Goose liver can be served several ways. The most famous way is pate. In this case the liver is baked in dough, and the cavity that forms in the process of baking is filled with jelly and cognac or Madera. Pates with truffles are no less famous. With such way of cooking the surface of liver is covered with a layer of fat to prevent drying. By the way, this fat is not eaten. The liver can be also in the form of fluffy parfait. Liver can be marinated, subjected to hot smoking and even fried.

In all cases the liver is eaten only with a knife and a fork. And almost always the dish is served with brioches (little rolls), because the tender sweetness of yeast dough goes well together with more or less distinctive aroma of goose liver. The effect depends on what the geese were fed with, and also on what the liver itself was marinated in.

The dough in which the pate is baked is often just a way to relief hunger, which is absolutely not necessary to eat.
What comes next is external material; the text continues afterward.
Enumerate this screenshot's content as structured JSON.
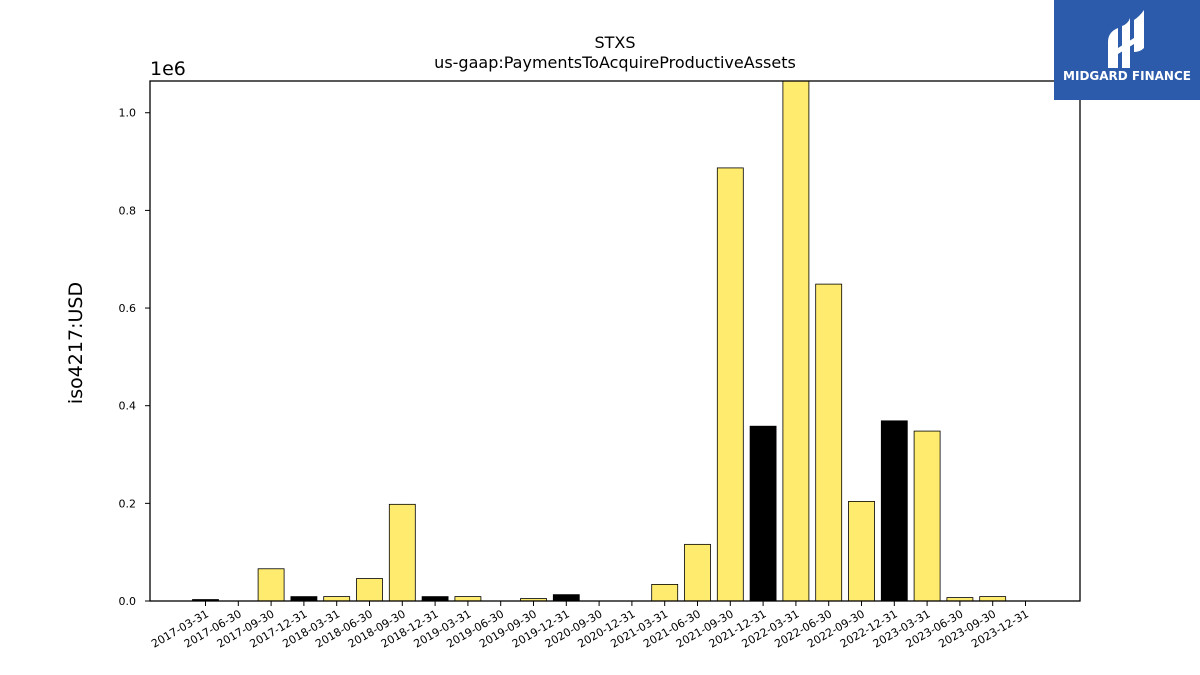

The jelly which is sometimes added to the pate or the parfait (if it is of good quality), on the contrary, in the sense of aroma can create either a counterbalance or a complement to the aroma of goose liver.

As for jelly that sometimes has a taste reminding of rubber or completely no taste - the customer should just simply reject it.

In liver pates covered with fat the yellowish-green fat cuff is removed. It adds absolutely nothing to the aroma and taste of the liver, and the liver itself is quite fat anyway.

Careful!

If fried liver is left in the open air, surprising things can happen with it in a while. Instead of resisting the knife or thawing in the mouth it starts to just lose shape and become sticky. It also happens that not all sinews and blood vessels of the liver are removed, which leads to some discharge of blood when it is cut.

However, it will be in no way connected with your liver cutting skills. More likely it will depend on the quality of the liver and the attentiveness of the cook.

Drinks: The choice of wine depends on the degree of sweetness of the liver (bitter and tart versions also exist.) The range of appropriate wines begins from half dry wines resembling sherry from Jura and ends with classical Alsace Tokai, noble varietal or made from choice grapes Rieslings or Traminers from Germany (Baden, Mozel) or Alsace.